L'usage en entreprise d'outils issus du grand public (consumérisation de l'IT) et plus particulièrement si ces outils appartiennent aux collaborateurs eux-mêmes (« Bring Your Own Device » ou BYOD) génère des risques. Le Clusif (Club de la Sécurité des Systèmes d'Information Français) s'est récemment penché sur le sujet lors d'un colloque début mai et vient de publier ses recommandations. Beaucoup de celles-ci relèvent d'un apparent bon sens pourtant pas tant partagé.
Le BYOD concerne bien sûr les smartphones mais aussi les micro-ordinateurs, portables ou non. Historiquement, c'est même l'usage de Mac'Intosh personnels dans des entreprises vouées au seul PC Windows qui fut le début des problèmes. Il ne faut pas non plus oublier les outils « passifs » tels que des disques durs externes.

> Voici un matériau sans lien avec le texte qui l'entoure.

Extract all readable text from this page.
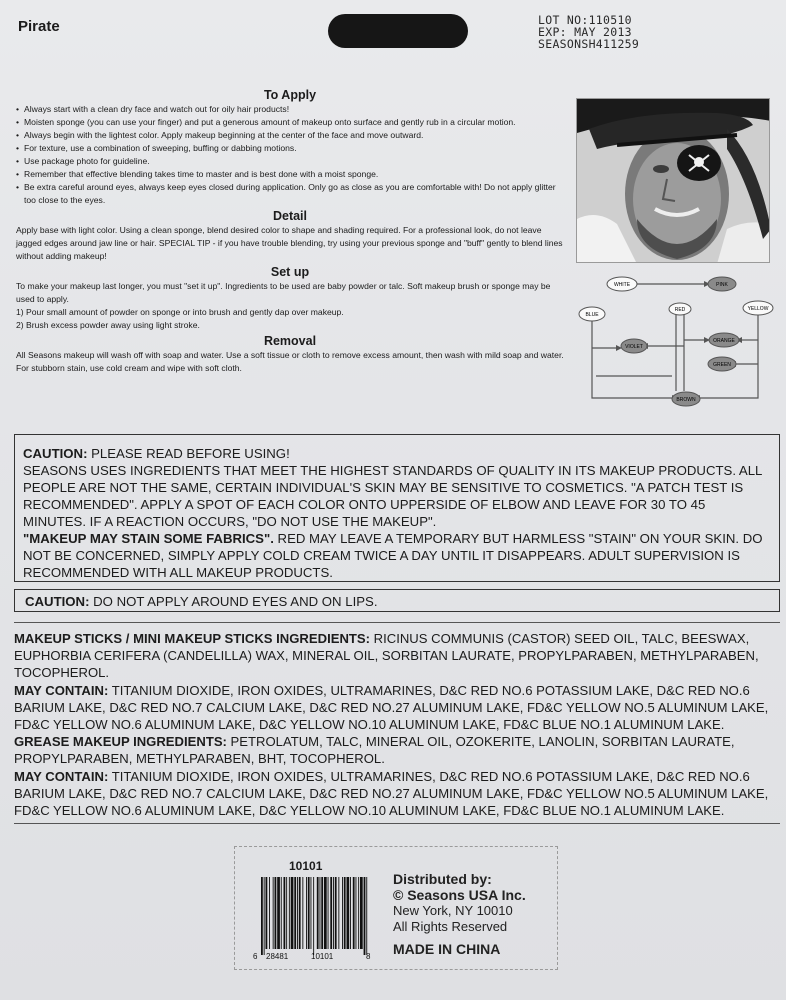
Pirate	LOT NO:110510
EXP: MAY 2013
SEASONSH411259
To Apply
• Always start with a clean dry face and watch out for oily hair products!
• Moisten sponge (you can use your finger) and put a generous amount of makeup onto surface and gently rub in a circular motion.
• Always begin with the lightest color. Apply makeup beginning at the center of the face and move outward.
• For texture, use a combination of sweeping, buffing or dabbing motions.
• Use package photo for guideline.
• Remember that effective blending takes time to master and is best done with a moist sponge.
• Be extra careful around eyes, always keep eyes closed during application. Only go as close as you are comfortable with! Do not apply glitter too close to the eyes.
Detail

Apply base with light color. Using a clean sponge, blend desired color to shape and shading required. For a professional look, do not leave jagged edges around jaw line or hair. SPECIAL TIP - if you have trouble blending, try using your previous sponge and "buff" gently to blend lines without adding makeup!

Set up

To make your makeup last longer, you must "set it up". Ingredients to be used are baby powder or talc. Soft makeup brush or sponge may be used to apply.

1) Pour small amount of powder on sponge or into brush and gently dap over makeup.

2) Brush excess powder away using light stroke.

Removal

All Seasons makeup will wash off with soap and water. Use a soft tissue or cloth to remove excess amount, then wash with mild soap and water. For stubborn stain, use cold cream and wipe with soft cloth.

WHITE	PINK
BLUE
RED	YELLOW
VIOLET
ORANGE
GREEN
BROWN
CAUTION: PLEASE READ BEFORE USING!
SEASONS USES INGREDIENTS THAT MEET THE HIGHEST STANDARDS OF QUALITY IN ITS MAKEUP PRODUCTS. ALL PEOPLE ARE NOT THE SAME, CERTAIN INDIVIDUAL'S SKIN MAY BE SENSITIVE TO COSMETICS. "A PATCH TEST IS RECOMMENDED". APPLY A SPOT OF EACH COLOR ONTO UPPERSIDE OF ELBOW AND LEAVE FOR 30 TO 45 MINUTES. IF A REACTION OCCURS, "DO NOT USE THE MAKEUP".
"MAKEUP MAY STAIN SOME FABRICS". RED MAY LEAVE A TEMPORARY BUT HARMLESS "STAIN" ON YOUR SKIN. DO NOT BE CONCERNED, SIMPLY APPLY COLD CREAM TWICE A DAY UNTIL IT DISAPPEARS. ADULT SUPERVISION IS RECOMMENDED WITH ALL MAKEUP PRODUCTS.
CAUTION: DO NOT APPLY AROUND EYES AND ON LIPS.
MAKEUP STICKS / MINI MAKEUP STICKS INGREDIENTS: RICINUS COMMUNIS (CASTOR) SEED OIL, TALC, BEESWAX, EUPHORBIA CERIFERA (CANDELILLA) WAX, MINERAL OIL, SORBITAN LAURATE, PROPYLPARABEN, METHYLPARABEN, TOCOPHEROL.
MAY CONTAIN: TITANIUM DIOXIDE, IRON OXIDES, ULTRAMARINES, D&C RED NO.6 POTASSIUM LAKE, D&C RED NO.6 BARIUM LAKE, D&C RED NO.7 CALCIUM LAKE, D&C RED NO.27 ALUMINUM LAKE, FD&C YELLOW NO.5 ALUMINUM LAKE, FD&C YELLOW NO.6 ALUMINUM LAKE, D&C YELLOW NO.10 ALUMINUM LAKE, FD&C BLUE NO.1 ALUMINUM LAKE.
GREASE MAKEUP INGREDIENTS: PETROLATUM, TALC, MINERAL OIL, OZOKERITE, LANOLIN, SORBITAN LAURATE, PROPYLPARABEN, METHYLPARABEN, BHT, TOCOPHEROL.
MAY CONTAIN: TITANIUM DIOXIDE, IRON OXIDES, ULTRAMARINES, D&C RED NO.6 POTASSIUM LAKE, D&C RED NO.6 BARIUM LAKE, D&C RED NO.7 CALCIUM LAKE, D&C RED NO.27 ALUMINUM LAKE, FD&C YELLOW NO.5 ALUMINUM LAKE, FD&C YELLOW NO.6 ALUMINUM LAKE, D&C YELLOW NO.10 ALUMINUM LAKE, FD&C BLUE NO.1 ALUMINUM LAKE.
10101
6 28481	10101	8
Distributed by:
© Seasons USA Inc.
New York, NY 10010
All Rights Reserved
MADE IN CHINA
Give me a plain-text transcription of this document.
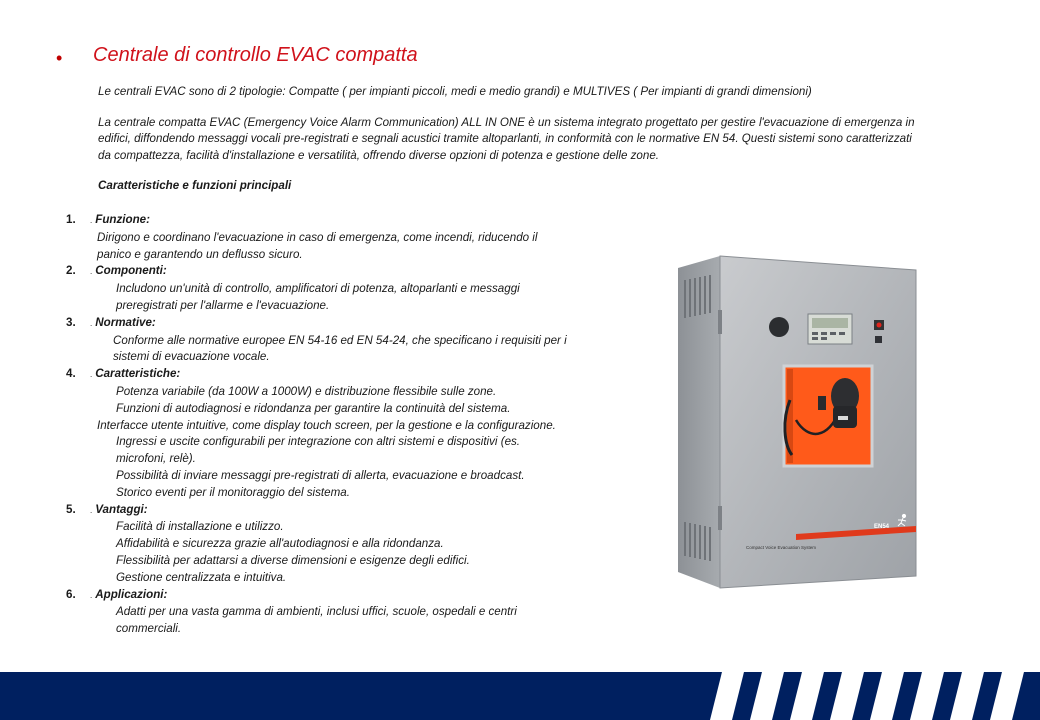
• Centrale di controllo EVAC compatta

Le centrali EVAC sono di 2 tipologie: Compatte ( per impianti piccoli, medi e medio grandi) e MULTIVES ( Per impianti di grandi dimensioni)

La centrale compatta EVAC (Emergency Voice Alarm Communication) ALL IN ONE è un sistema integrato progettato per gestire l'evacuazione di emergenza in edifici, diffondendo messaggi vocali pre-registrati e segnali acustici tramite altoparlanti, in conformità con le normative EN 54. Questi sistemi sono caratterizzati da compattezza, facilità d'installazione e versatilità, offrendo diverse opzioni di potenza e gestione delle zone.

Caratteristiche e funzioni principali
1.	. Funzione:
Dirigono e coordinano l'evacuazione in caso di emergenza, come incendi, riducendo il
panico e garantendo un deflusso sicuro.
2.	. Componenti:
Includono un'unità di controllo, amplificatori di potenza, altoparlanti e messaggi
preregistrati per l'allarme e l'evacuazione.
3.	. Normative:
Conforme alle normative europee EN 54-16 ed EN 54-24, che specificano i requisiti per i
sistemi di evacuazione vocale.
4.	. Caratteristiche:
Potenza variabile (da 100W a 1000W) e distribuzione flessibile sulle zone.
Funzioni di autodiagnosi e ridondanza per garantire la continuità del sistema.
Interfacce utente intuitive, come display touch screen, per la gestione e la configurazione.
Ingressi e uscite configurabili per integrazione con altri sistemi e dispositivi (es.
microfoni, relè).
Possibilità di inviare messaggi pre-registrati di allerta, evacuazione e broadcast.
Storico eventi per il monitoraggio del sistema.
5.	. Vantaggi:
Facilità di installazione e utilizzo.
Affidabilità e sicurezza grazie all'autodiagnosi e alla ridondanza.
Flessibilità per adattarsi a diverse dimensioni e esigenze degli edifici.
Gestione centralizzata e intuitiva.
6.	. Applicazioni:
Adatti per una vasta gamma di ambienti, inclusi uffici, scuole, ospedali e centri
commerciali.
EN54
Compact Voice Evacuation System
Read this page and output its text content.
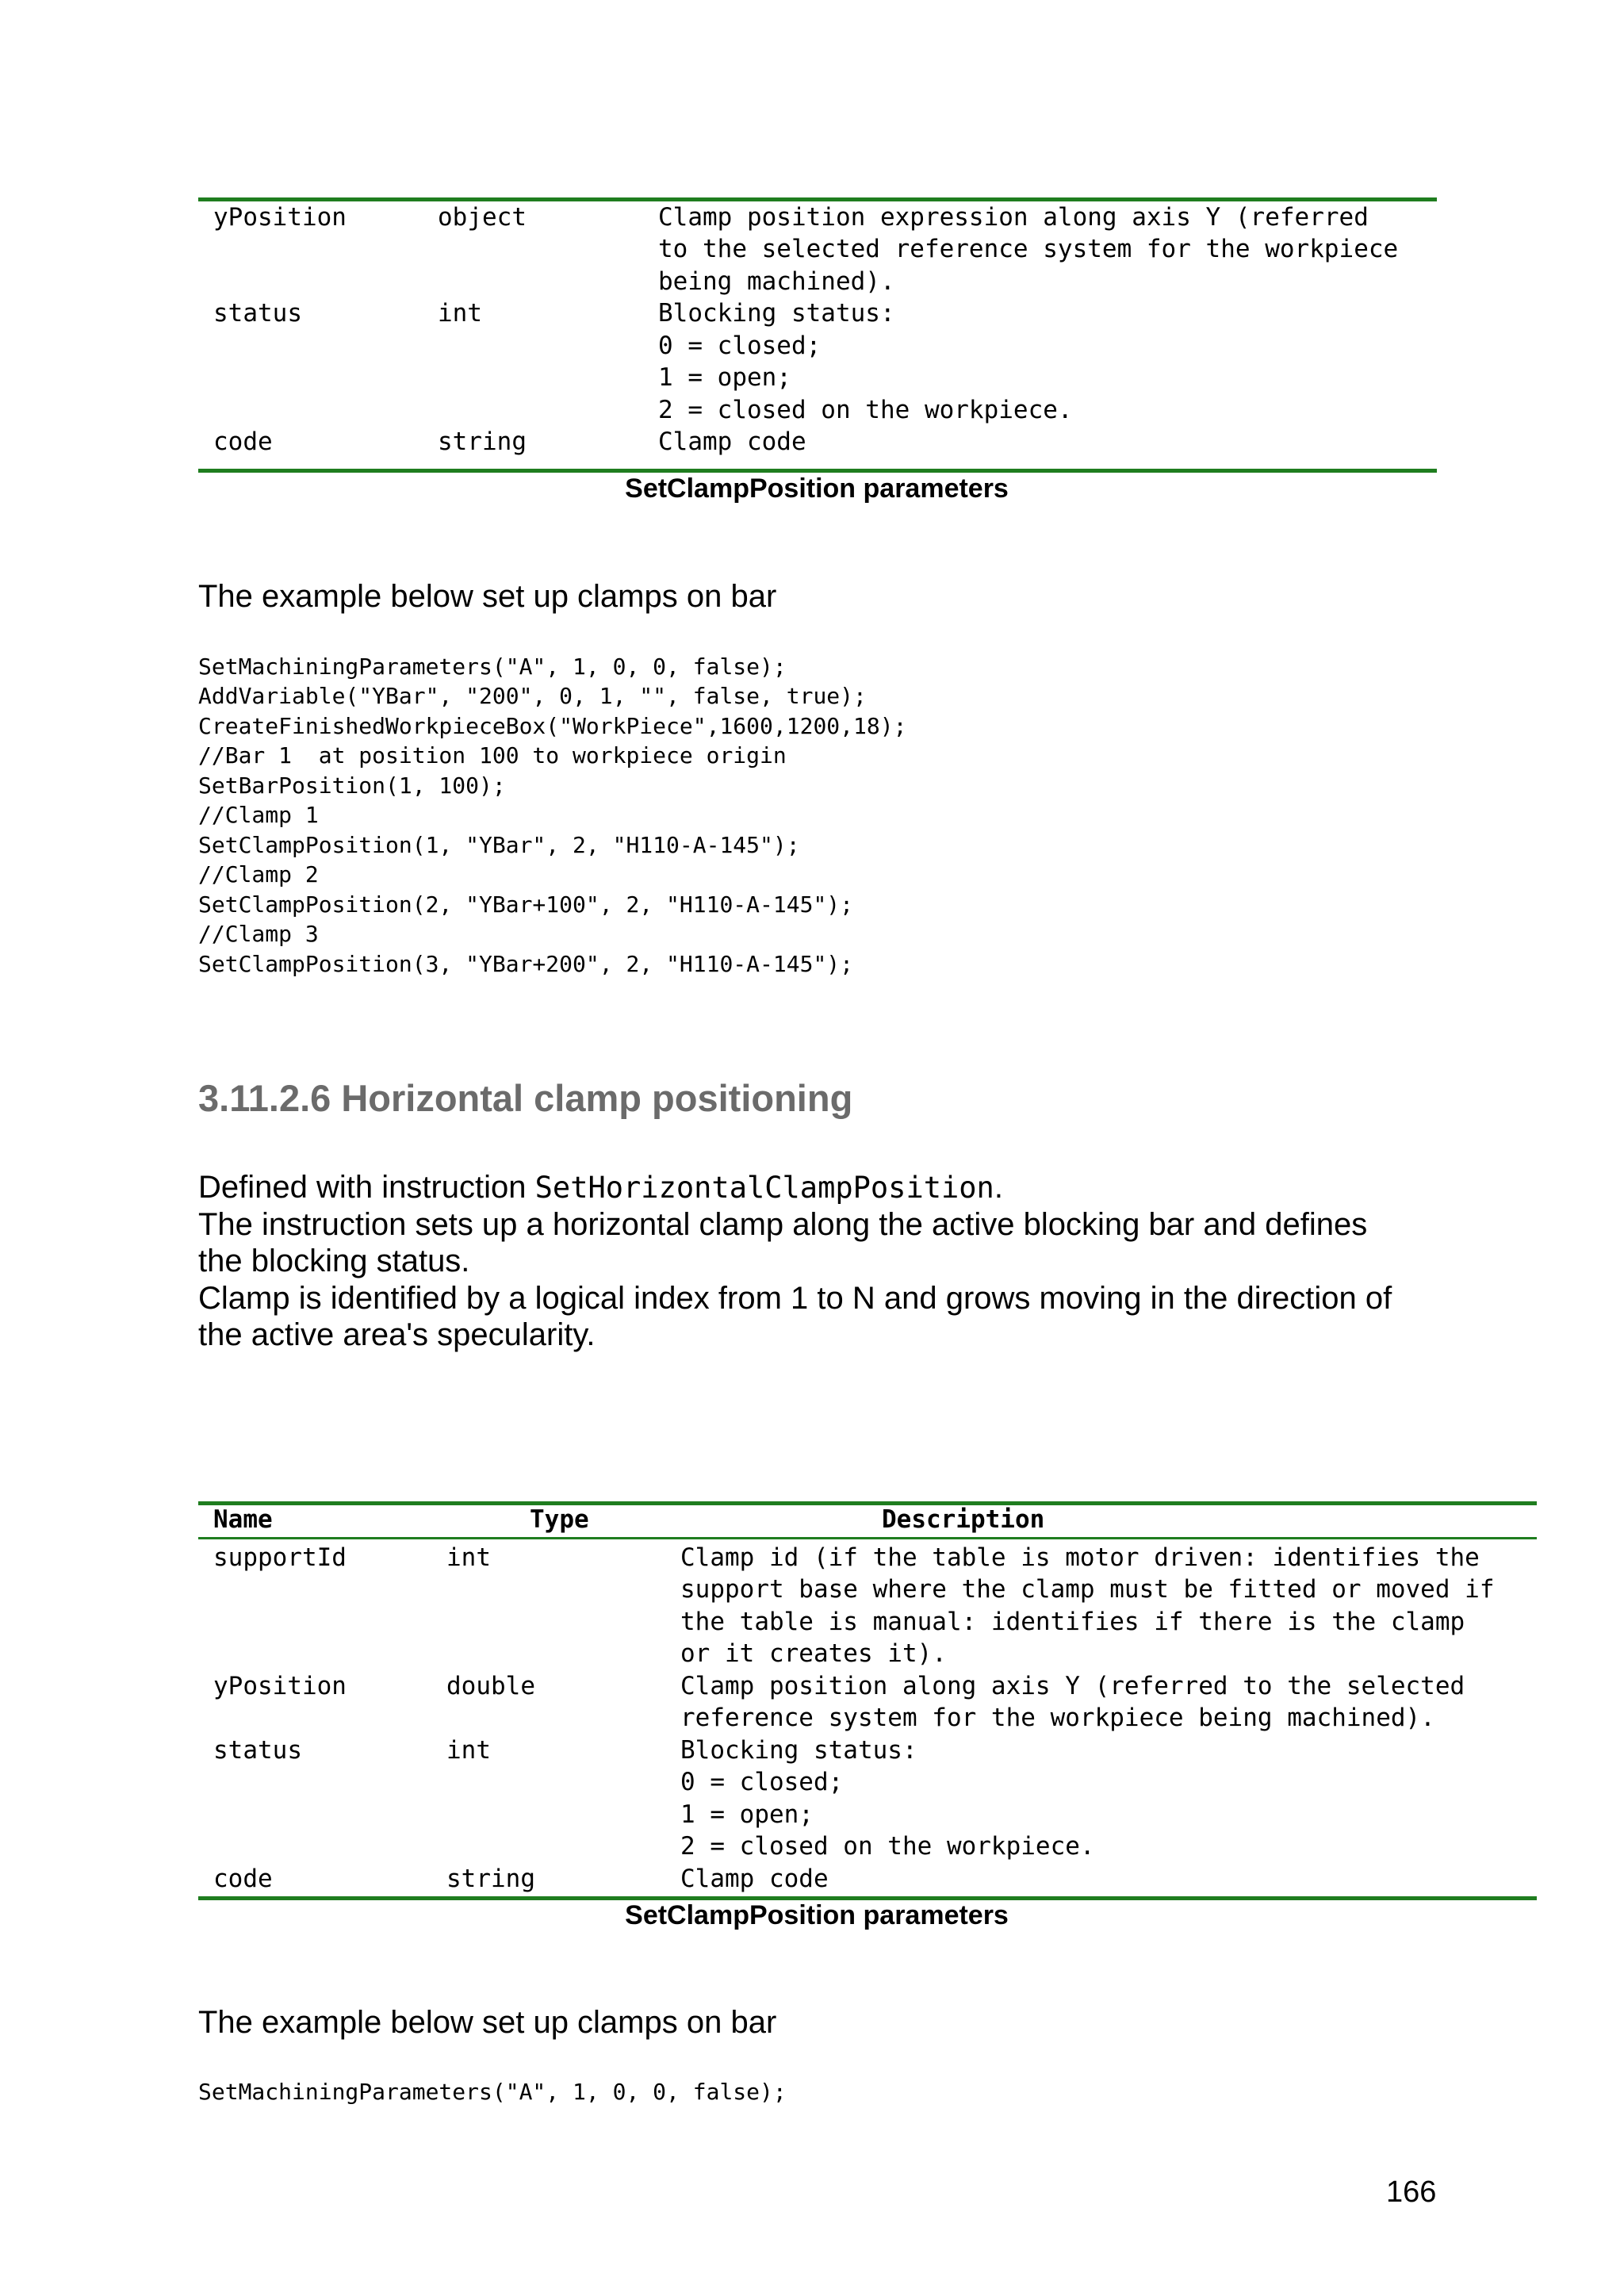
yPosition	object	Clamp position expression along axis Y (referred
to the selected reference system for the workpiece
being machined).
status	int	Blocking status:
0 = closed;
1 = open;
2 = closed on the workpiece.
code	string	Clamp code
SetClampPosition parameters
The example below set up clamps on bar
SetMachiningParameters("A", 1, 0, 0, false);
AddVariable("YBar", "200", 0, 1, "", false, true);
CreateFinishedWorkpieceBox("WorkPiece",1600,1200,18);
//Bar 1  at position 100 to workpiece origin
SetBarPosition(1, 100);
//Clamp 1
SetClampPosition(1, "YBar", 2, "H110-A-145");
//Clamp 2
SetClampPosition(2, "YBar+100", 2, "H110-A-145");
//Clamp 3
SetClampPosition(3, "YBar+200", 2, "H110-A-145");
3.11.2.6 Horizontal clamp positioning
Defined with instruction SetHorizontalClampPosition.
The instruction sets up a horizontal clamp along the active blocking bar and defines
the blocking status.
Clamp is identified by a logical index from 1 to N and grows moving in the direction of
the active area's specularity.
Name	Type	Description
supportId	int	Clamp id (if the table is motor driven: identifies the
support base where the clamp must be fitted or moved if
the table is manual: identifies if there is the clamp
or it creates it).
yPosition	double	Clamp position along axis Y (referred to the selected
reference system for the workpiece being machined).
status	int	Blocking status:
0 = closed;
1 = open;
2 = closed on the workpiece.
code	string	Clamp code
SetClampPosition parameters
The example below set up clamps on bar
SetMachiningParameters("A", 1, 0, 0, false);
166
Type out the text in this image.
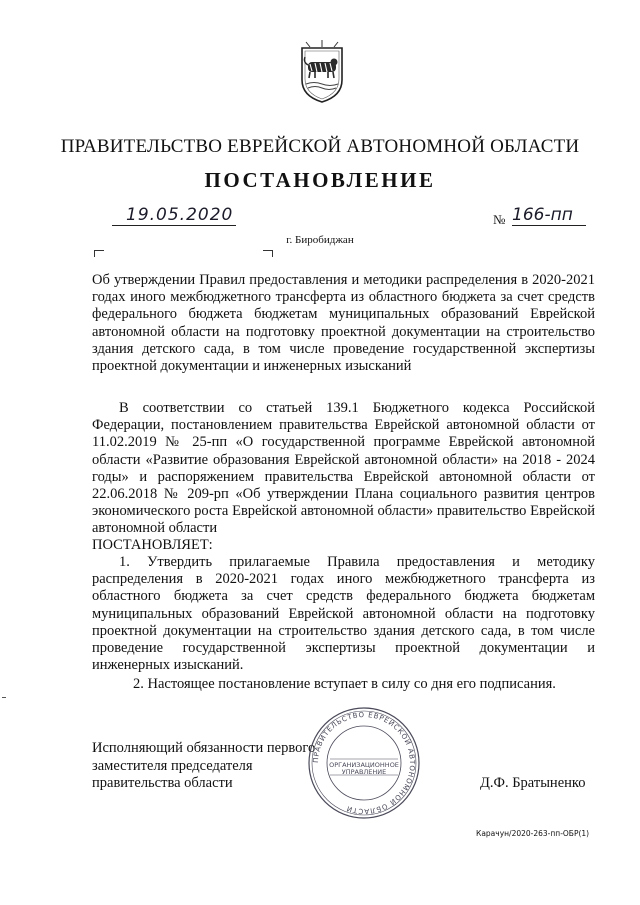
ПРАВИТЕЛЬСТВО ЕВРЕЙСКОЙ АВТОНОМНОЙ ОБЛАСТИ
ПОСТАНОВЛЕНИЕ
19.05.2020	№ 166-пп
г. Биробиджан
Об утверждении Правил предоставления и методики распределения в 2020-2021 годах иного межбюджетного трансферта из областного бюджета за счет средств федерального бюджета бюджетам муниципальных образований Еврейской автономной области на подготовку проектной документации на строительство здания детского сада, в том числе проведение государственной экспертизы проектной документации и инженерных изысканий
В соответствии со статьей 139.1 Бюджетного кодекса Российской Федерации, постановлением правительства Еврейской автономной области от 11.02.2019 № 25-пп «О государственной программе Еврейской автономной области «Развитие образования Еврейской автономной области» на 2018 - 2024 годы» и распоряжением правительства Еврейской автономной области от 22.06.2018 № 209-рп «Об утверждении Плана социального развития центров экономического роста Еврейской автономной области» правительство Еврейской автономной области
ПОСТАНОВЛЯЕТ:
1. Утвердить прилагаемые Правила предоставления и методику распределения в 2020-2021 годах иного межбюджетного трансферта из областного бюджета за счет средств федерального бюджета бюджетам муниципальных образований Еврейской автономной области на подготовку проектной документации на строительство здания детского сада, в том числе проведение государственной экспертизы проектной документации и инженерных изысканий.
2. Настоящее постановление вступает в силу со дня его подписания.
Исполняющий обязанности первого заместителя председателя правительства области	Д.Ф. Братыненко
ПРАВИТЕЛЬСТВО ЕВРЕЙСКОЙ АВТОНОМНОЙ ОБЛАСТИ
ОРГАНИЗАЦИОННОЕ
УПРАВЛЕНИЕ
Карачун/2020-263-пп-ОБР(1)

Selon le Clusif, trois types de risques sont à prendre en compte : les risques pour les données professionnelles ou personnelles, ceux pour le système d'information de l'entreprise et ceux relevant de l'organisation et des obligations juridiques. Ces risques peuvent se matérialiser sur trois localisations : les terminaux eux-mêmes, les liens réseaux entre les terminaux et le système d'information et enfin sur le système d'information lui-même. Le Clusif préconise donc une approche avec une matrice de trois lignes sur trois colonnes, soit un total de neuf configurations de risques.

Des risques anciens revenant sur le devant de la scène

Il insiste également sur le fait que le risque purement technique qui peut se loger dans chacune de ces neuf cases n'est pas nouveau mais que le fait que l'entreprise ne possède pas la maîtrise du contenu de chaque case change la donne. En effet, un risque logé sur un terminal, par exemple, pourrait être traité si ce terminal était sous le contrôle de l'entreprise. Mais le fait que le terminal appartienne à un tiers (en l'occurrence un salarié) ayant ses propres préoccupations implique une non-maîtrise directe de ce risque.

Le Clusif signale ainsi que des précautions de base, comme la mise en place d'un banal mot de passe, implique une dégradation d'ergonomie et peuvent se voir ainsi rejetées par les utilisateurs. De même, des mesures d'administration des terminaux (avec gestion des patches de sécurité par exemple) peuvent être refusées par ces utilisateurs craignant pour les usages privés de leurs propres outils. Or ce sont les utilisateurs, ici, qui ont le pouvoir. Ne parlons même pas de cryptographie.

Un bon sens nécessaire mais insuffisant

D'une manière générale, le Clusif recommande donc de ne jamais stocker de données sur un terminal non-maîtrisé. L'accès au système d'information doit donc se faire via des applications dédiées sécurisées en elles-mêmes ou via des déports d'écran (webisation, poste virtuel, etc.). Le terminal est dès lors considéré comme non-sûr par défaut. La connexion doit, de préférence, passer par un tunnel sécurisé de type VPN (réseau privé virtuel).

Les risques juridiques et organisationnels sont, du fait de la solution « aisée » aux problèmes techniques, considérés par le Clusif comme les risques principaux. Des questions sensibles peuvent ainsi surgir : réactivité aux sollicitations par e-mails en dehors des heures normales de travail, traçabilité des outils et respect de la vie privée, limitations du rôle de l'administrateur de parc, contribution de l'entreprise à l'acquisition d'un terminal voire responsabilité en cas de vol ou de perte...

Ce dernier point est notamment sensible si l'on évolue d'un « bring your own device » (apportez votre propre terminal), issu de l'envie des collaborateurs de disposer d'outils à leurs goûts, à un « buy your own device » (achetez votre propre terminal) plus ou moins imposé par les entreprises qui y verraient une source d'économies.
Notons que, à ce jour, aucune jurisprudence n'est disponible sur un conflit du travail lié au BYOD en France.